What to do after a data breach, and how to avoid lawsuits

As any company that deals with sensitive customer information knows, the threat of a data breach is an ongoing concern. Companies often combat this threat with sophisticated security software designed to protect personal and financial data.

While prevention is important, it is also important to have protocol in place regarding what immediate actions need to take place in the event of a data breach. This should include steps your company can take to potentially avoid data breach lawsuits from consumers.

A data breach has occurred - now what?

The IRS has a webpage that contains basic steps to follow after a data breach, which includes contacting:

  • IRS and law enforcement - Report client data theft to your local IRS Stakeholder Liaison. Contact your local FBI office and file a police report with local police.
  • Each state where you prepare tax returns - Report the incident to tax agencies and to the office of the attorney general for each state where your company pays taxes.
  • Your insurance company - Report the breach and see if your policy covers data breach mitigation expenses
  • Your customers/consumers - Send individual letters to those whose personal or financial data has been compromised. Include former clients who are still in your system.
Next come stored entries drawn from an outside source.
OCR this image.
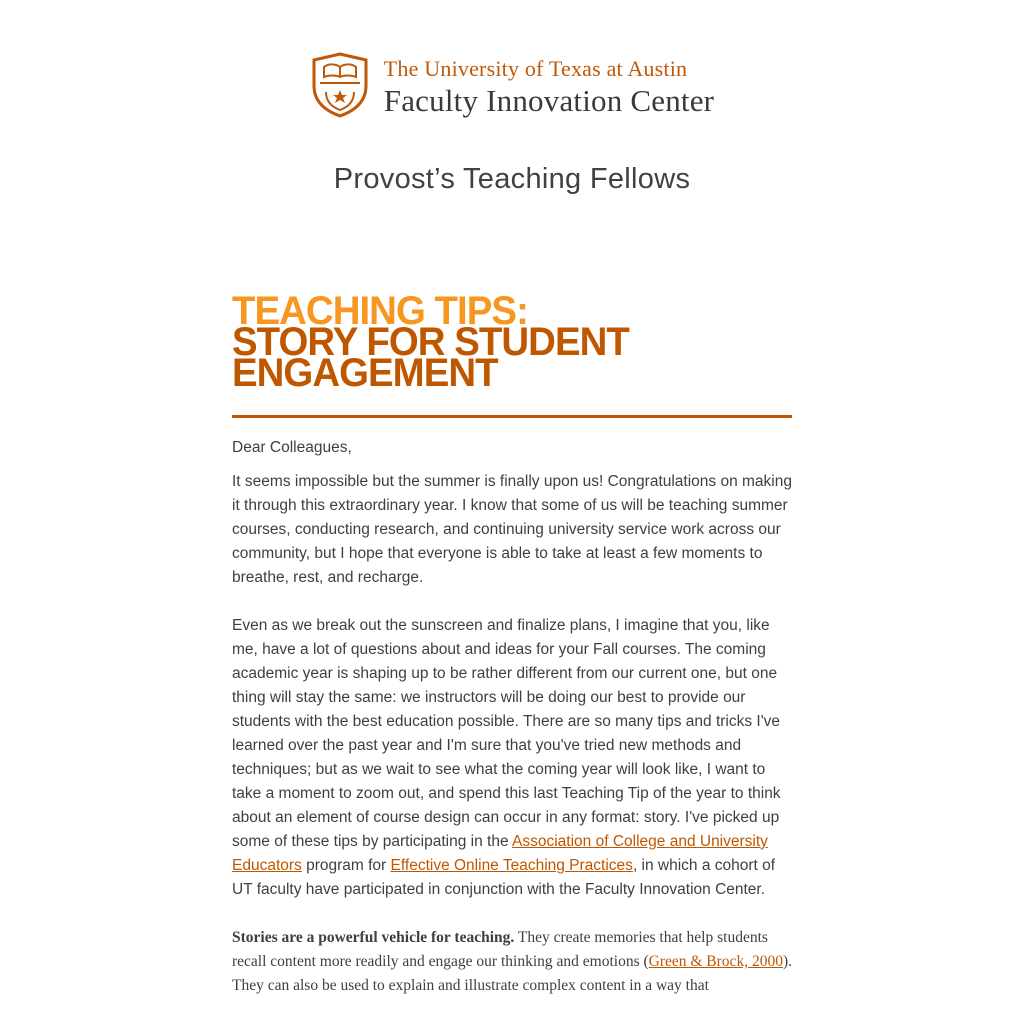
The University of Texas at Austin
Faculty Innovation Center
Provost’s Teaching Fellows
TEACHING TIPS:
STORY FOR STUDENT
ENGAGEMENT

Dear Colleagues,

It seems impossible but the summer is finally upon us! Congratulations on making it through this extraordinary year. I know that some of us will be teaching summer courses, conducting research, and continuing university service work across our community, but I hope that everyone is able to take at least a few moments to breathe, rest, and recharge.

Even as we break out the sunscreen and finalize plans, I imagine that you, like me, have a lot of questions about and ideas for your Fall courses. The coming academic year is shaping up to be rather different from our current one, but one thing will stay the same: we instructors will be doing our best to provide our students with the best education possible. There are so many tips and tricks I've learned over the past year and I'm sure that you've tried new methods and techniques; but as we wait to see what the coming year will look like, I want to take a moment to zoom out, and spend this last Teaching Tip of the year to think about an element of course design can occur in any format: story. I've picked up some of these tips by participating in the Association of College and University Educators program for Effective Online Teaching Practices, in which a cohort of UT faculty have participated in conjunction with the Faculty Innovation Center.

Stories are a powerful vehicle for teaching. They create memories that help students recall content more readily and engage our thinking and emotions (Green & Brock, 2000). They can also be used to explain and illustrate complex content in a way that
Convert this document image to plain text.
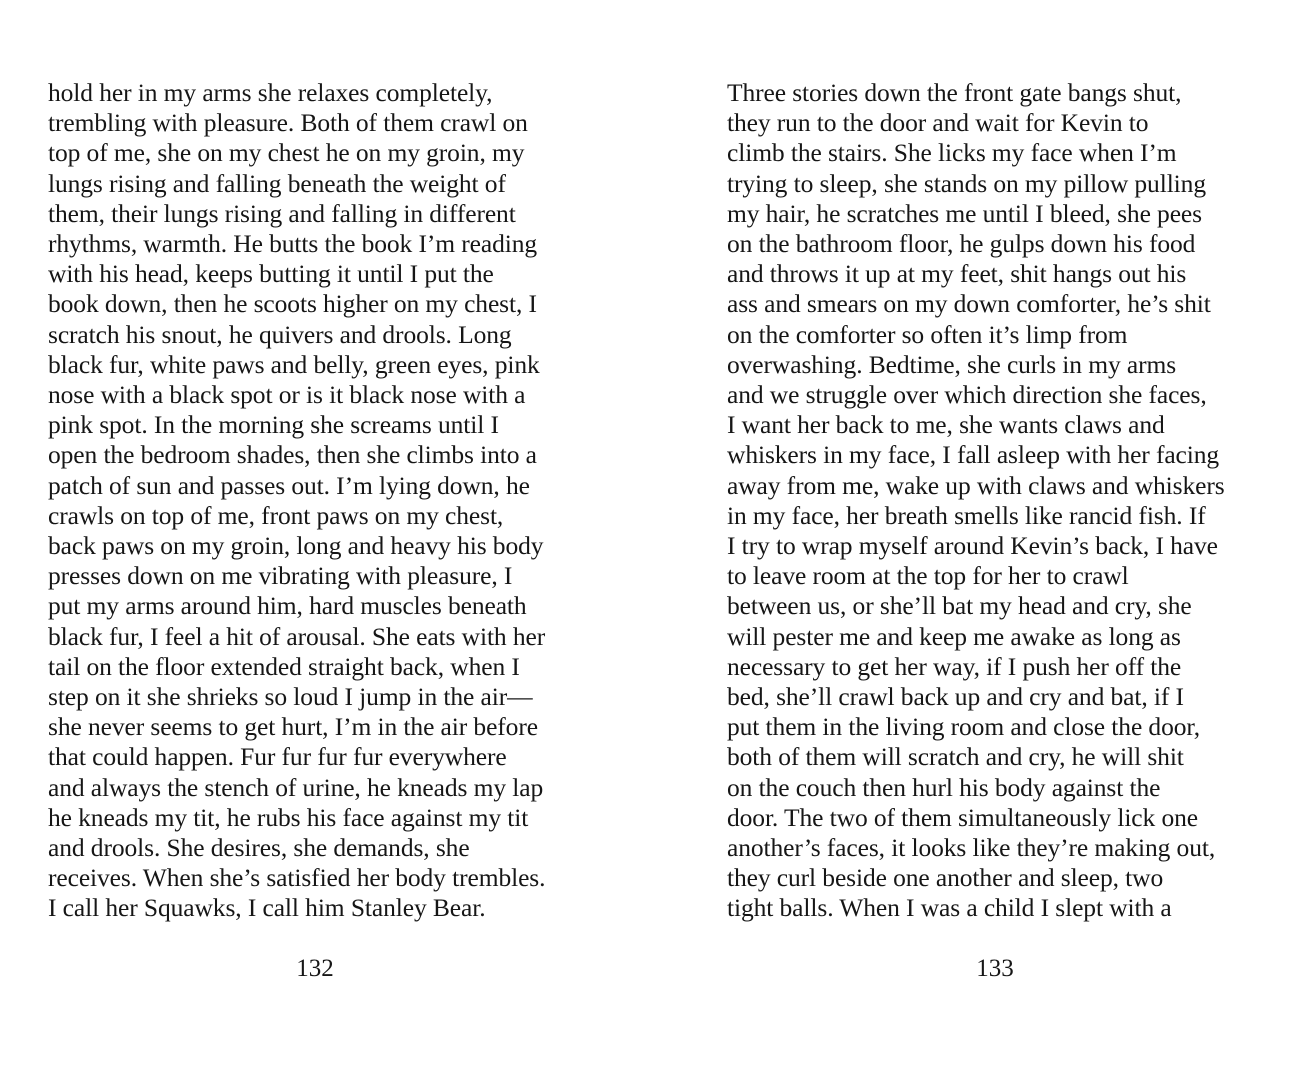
hold her in my arms she relaxes completely,
trembling with pleasure. Both of them crawl on
top of me, she on my chest he on my groin, my
lungs rising and falling beneath the weight of
them, their lungs rising and falling in different
rhythms, warmth. He butts the book I’m reading
with his head, keeps butting it until I put the
book down, then he scoots higher on my chest, I
scratch his snout, he quivers and drools. Long
black fur, white paws and belly, green eyes, pink
nose with a black spot or is it black nose with a
pink spot. In the morning she screams until I
open the bedroom shades, then she climbs into a
patch of sun and passes out. I’m lying down, he
crawls on top of me, front paws on my chest,
back paws on my groin, long and heavy his body
presses down on me vibrating with pleasure, I
put my arms around him, hard muscles beneath
black fur, I feel a hit of arousal. She eats with her
tail on the floor extended straight back, when I
step on it she shrieks so loud I jump in the air—
she never seems to get hurt, I’m in the air before
that could happen. Fur fur fur fur everywhere
and always the stench of urine, he kneads my lap
he kneads my tit, he rubs his face against my tit
and drools. She desires, she demands, she
receives. When she’s satisfied her body trembles.
I call her Squawks, I call him Stanley Bear.
132
Three stories down the front gate bangs shut,
they run to the door and wait for Kevin to
climb the stairs. She licks my face when I’m
trying to sleep, she stands on my pillow pulling
my hair, he scratches me until I bleed, she pees
on the bathroom floor, he gulps down his food
and throws it up at my feet, shit hangs out his
ass and smears on my down comforter, he’s shit
on the comforter so often it’s limp from
overwashing. Bedtime, she curls in my arms
and we struggle over which direction she faces,
I want her back to me, she wants claws and
whiskers in my face, I fall asleep with her facing
away from me, wake up with claws and whiskers
in my face, her breath smells like rancid fish. If
I try to wrap myself around Kevin’s back, I have
to leave room at the top for her to crawl
between us, or she’ll bat my head and cry, she
will pester me and keep me awake as long as
necessary to get her way, if I push her off the
bed, she’ll crawl back up and cry and bat, if I
put them in the living room and close the door,
both of them will scratch and cry, he will shit
on the couch then hurl his body against the
door. The two of them simultaneously lick one
another’s faces, it looks like they’re making out,
they curl beside one another and sleep, two
tight balls. When I was a child I slept with a
133
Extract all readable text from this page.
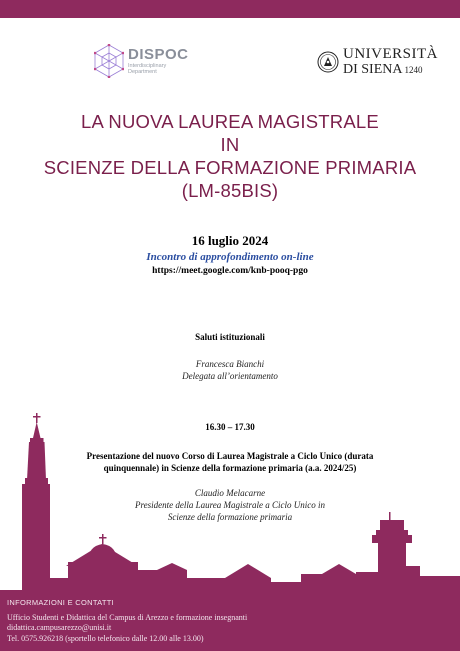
DISPOC
Interdisciplinary
Department
UNIVERSITÀ
DI SIENA 1240
LA NUOVA LAUREA MAGISTRALE
IN
SCIENZE DELLA FORMAZIONE PRIMARIA
(LM-85BIS)
16 luglio 2024
Incontro di approfondimento on-line
https://meet.google.com/knb-pooq-pgo
Saluti istituzionali
Francesca Bianchi
Delegata all’orientamento
16.30 – 17.30
Presentazione del nuovo Corso di Laurea Magistrale a Ciclo Unico (durata
quinquennale) in Scienze della formazione primaria (a.a. 2024/25)
Claudio Melacarne
Presidente della Laurea Magistrale a Ciclo Unico in
Scienze della formazione primaria
INFORMAZIONI E CONTATTI
Ufficio Studenti e Didattica del Campus di Arezzo e formazione insegnanti
didattica.campusarezzo@unisi.it
Tel. 0575.926218 (sportello telefonico dalle 12.00 alle 13.00)
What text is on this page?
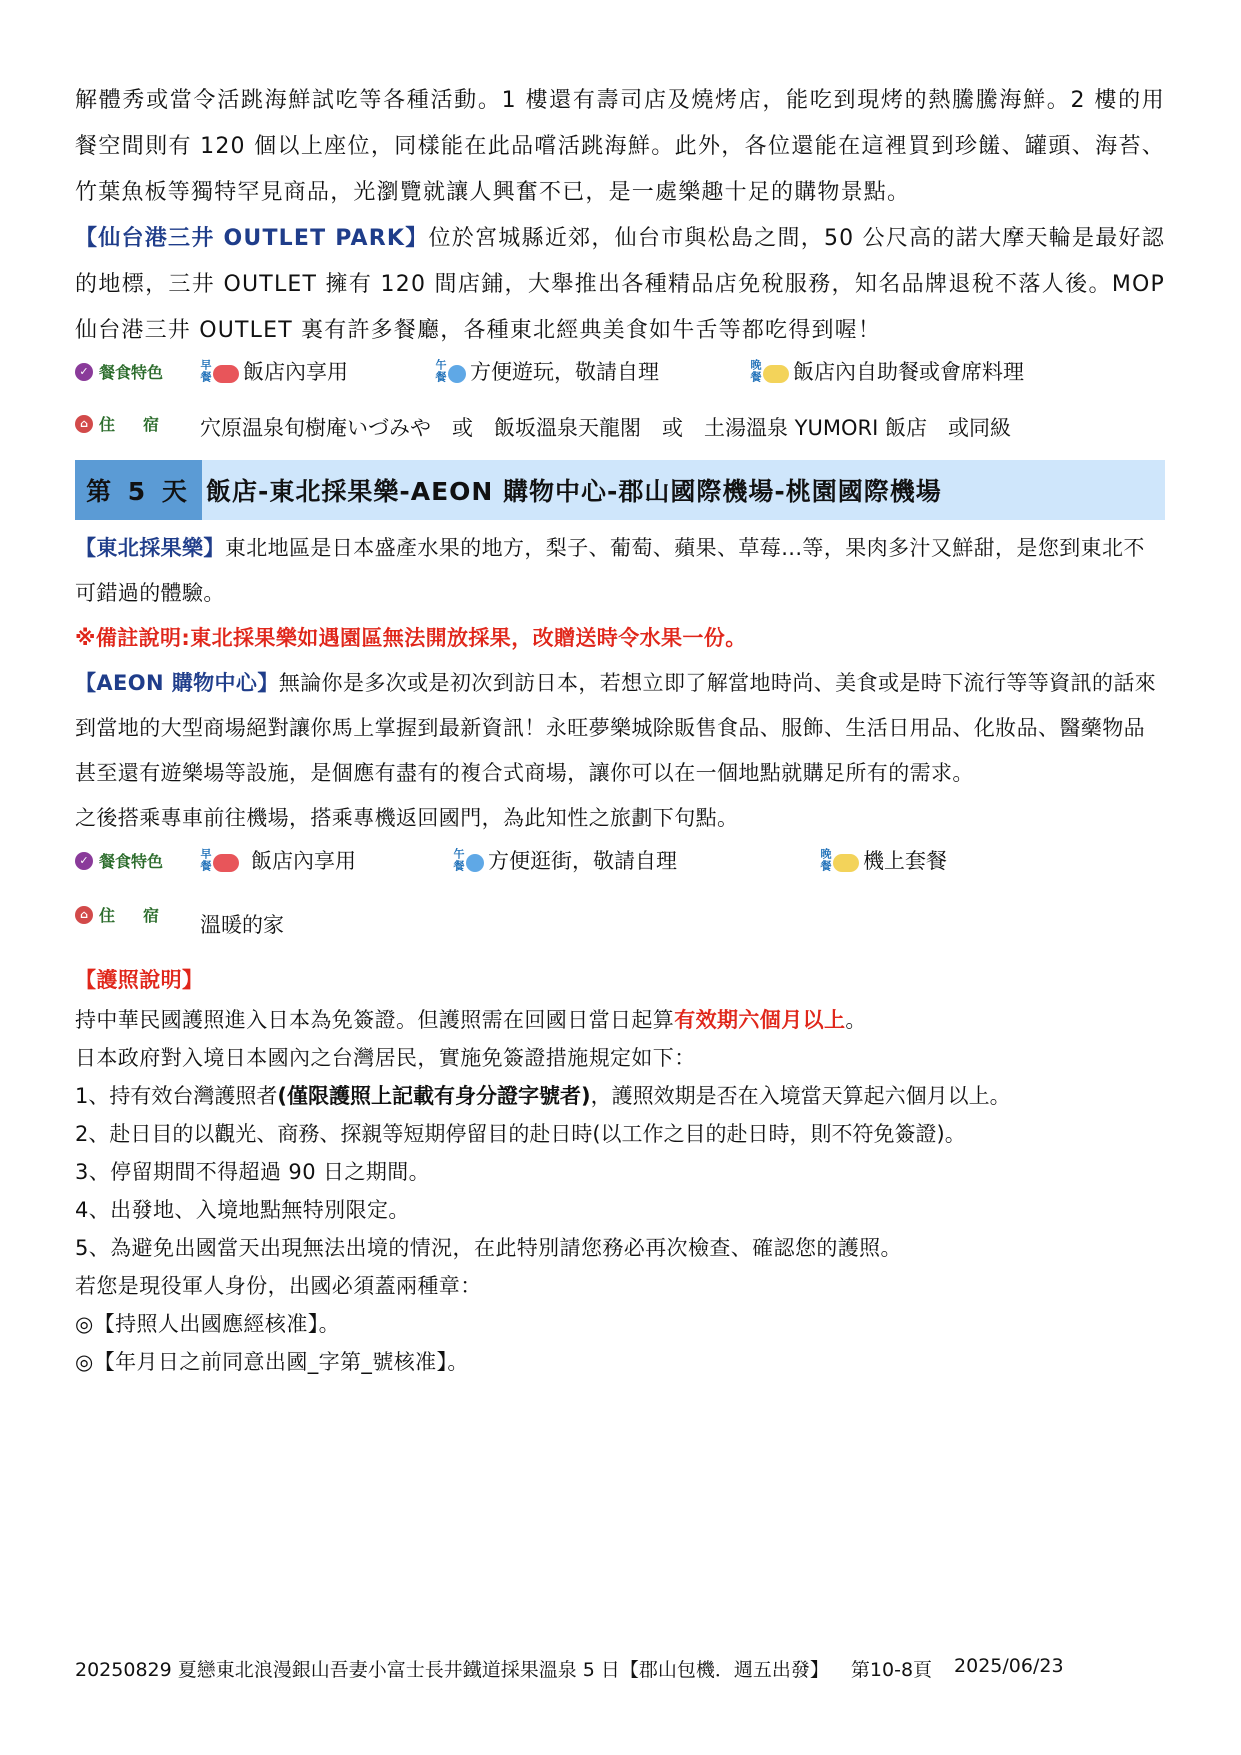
解體秀或當令活跳海鮮試吃等各種活動。1 樓還有壽司店及燒烤店，能吃到現烤的熱騰騰海鮮。2 樓的用餐空間則有 120 個以上座位，同樣能在此品嚐活跳海鮮。此外，各位還能在這裡買到珍饈、罐頭、海苔、竹葉魚板等獨特罕見商品，光瀏覽就讓人興奮不已，是一處樂趣十足的購物景點。

【仙台港三井 OUTLET PARK】位於宮城縣近郊，仙台市與松島之間，50 公尺高的諾大摩天輪是最好認的地標，三井 OUTLET 擁有 120 間店鋪，大舉推出各種精品店免稅服務，知名品牌退稅不落人後。MOP 仙台港三井 OUTLET 裏有許多餐廳，各種東北經典美食如牛舌等都吃得到喔！

✓ 餐食特色	早餐 飯店內享用	午餐 方便遊玩，敬請自理	晚餐 飯店內自助餐或會席料理
⌂ 住　宿 穴原温泉旬樹庵いづみや　或　飯坂溫泉天龍閣　或　土湯溫泉 YUMORI 飯店　或同級
第 5 天 飯店-東北採果樂-AEON 購物中心-郡山國際機場-桃園國際機場

【東北採果樂】東北地區是日本盛產水果的地方，梨子、葡萄、蘋果、草莓...等，果肉多汁又鮮甜，是您到東北不可錯過的體驗。

※備註說明:東北採果樂如遇園區無法開放採果，改贈送時令水果一份。

【AEON 購物中心】無論你是多次或是初次到訪日本，若想立即了解當地時尚、美食或是時下流行等等資訊的話來到當地的大型商場絕對讓你馬上掌握到最新資訊！永旺夢樂城除販售食品、服飾、生活日用品、化妝品、醫藥物品甚至還有遊樂場等設施，是個應有盡有的複合式商場，讓你可以在一個地點就購足所有的需求。

之後搭乘專車前往機場，搭乘專機返回國門，為此知性之旅劃下句點。

✓ 餐食特色	早餐 飯店內享用	午餐 方便逛街，敬請自理	晚餐 機上套餐
⌂ 住　宿 溫暖的家

【護照說明】

持中華民國護照進入日本為免簽證。但護照需在回國日當日起算有效期六個月以上。

日本政府對入境日本國內之台灣居民，實施免簽證措施規定如下：

1、持有效台灣護照者(僅限護照上記載有身分證字號者)，護照效期是否在入境當天算起六個月以上。

2、赴日目的以觀光、商務、探親等短期停留目的赴日時(以工作之目的赴日時，則不符免簽證)。

3、停留期間不得超過 90 日之期間。

4、出發地、入境地點無特別限定。

5、為避免出國當天出現無法出境的情況，在此特別請您務必再次檢查、確認您的護照。

若您是現役軍人身份，出國必須蓋兩種章：

◎【持照人出國應經核准】。

◎【年月日之前同意出國_字第_號核准】。

20250829 夏戀東北浪漫銀山吾妻小富士長井鐵道採果溫泉 5 日【郡山包機．週五出發】 第10-8頁 2025/06/23
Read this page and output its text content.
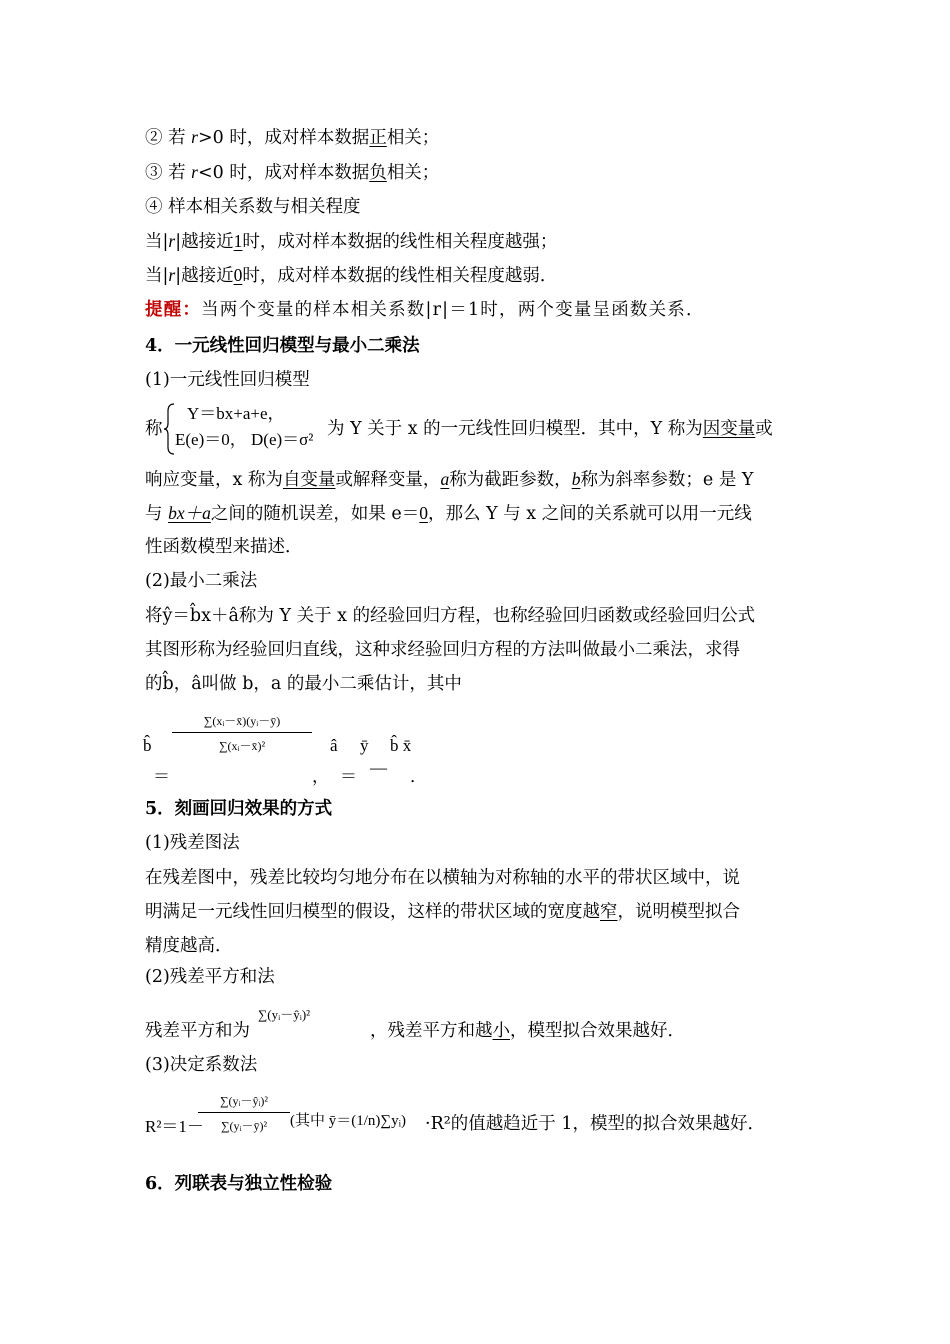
② 若 r>0 时，成对样本数据正相关；
③ 若 r<0 时，成对样本数据负相关；
④ 样本相关系数与相关程度
当|r|越接近1时，成对样本数据的线性相关程度越强；
当|r|越接近0时，成对样本数据的线性相关程度越弱．
提醒：当两个变量的样本相关系数|r|＝1时，两个变量呈函数关系．
4．一元线性回归模型与最小二乘法
(1)一元线性回归模型
称
Y＝bx+a+e，
E(e)＝0， D(e)＝σ²
为 Y 关于 x 的一元线性回归模型．其中，Y 称为因变量或
响应变量，x 称为自变量或解释变量，a称为截距参数，b称为斜率参数；e 是 Y
与 bx＋a之间的随机误差，如果 e＝0，那么 Y 与 x 之间的关系就可以用一元线
性函数模型来描述．
(2)最小二乘法
将ŷ＝b̂x＋â称为 Y 关于 x 的经验回归方程，也称经验回归函数或经验回归公式
其图形称为经验回归直线，这种求经验回归方程的方法叫做最小二乘法，求得
的b̂，â叫做 b，a 的最小二乘估计，其中
b̂
＝
$\frac{\text{∑(xᵢ－x̄)(yᵢ－ȳ)}}{\text{∑(xᵢ－x̄)²}}$
，
â
＝
ȳ
—
b̂ x̄
．
5．刻画回归效果的方式
(1)残差图法
在残差图中，残差比较均匀地分布在以横轴为对称轴的水平的带状区域中，说
明满足一元线性回归模型的假设，这样的带状区域的宽度越窄，说明模型拟合
精度越高．
(2)残差平方和法
残差平方和为
∑(yᵢ－ŷᵢ)²
，残差平方和越小，模型拟合效果越好．
(3)决定系数法
R²＝1－
$\frac{\text{∑(yᵢ－ŷᵢ)²}}{\text{∑(yᵢ－ȳ)²}}$ (其中 ȳ＝(1/n)∑yᵢ) ·R²的值越趋近于 1，模型的拟合效果越好．
6．列联表与独立性检验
What can be done to prevent data breach lawsuits?

How a company handles a customer data breach can be vital to avoiding litigation. Although it sometimes can be difficult to avoid lawsuits, below are five steps that can help.

  1. Run data breach simulations - Perform breach scenarios to help executives prepare for a cyber attack, know performs each role and respond quickly in an actual emergency.
  2. Carefully examine third-party vendors - Often data breaches can occur due to poor cyber security at outside vendors.
  3. Be mindful of what you say - Watch what company representatives say in public after a data breach, it could be used against you in court.
  4. Know the law - speak up quickly - Many states, including Florida, have laws requiring companies to inform customers of a data breach, and do so in a timely fashion.
  5. Offer credit monitoring services to customers - In the wake of a data breach, provide customers with services that can monitor credit and search for identity theft.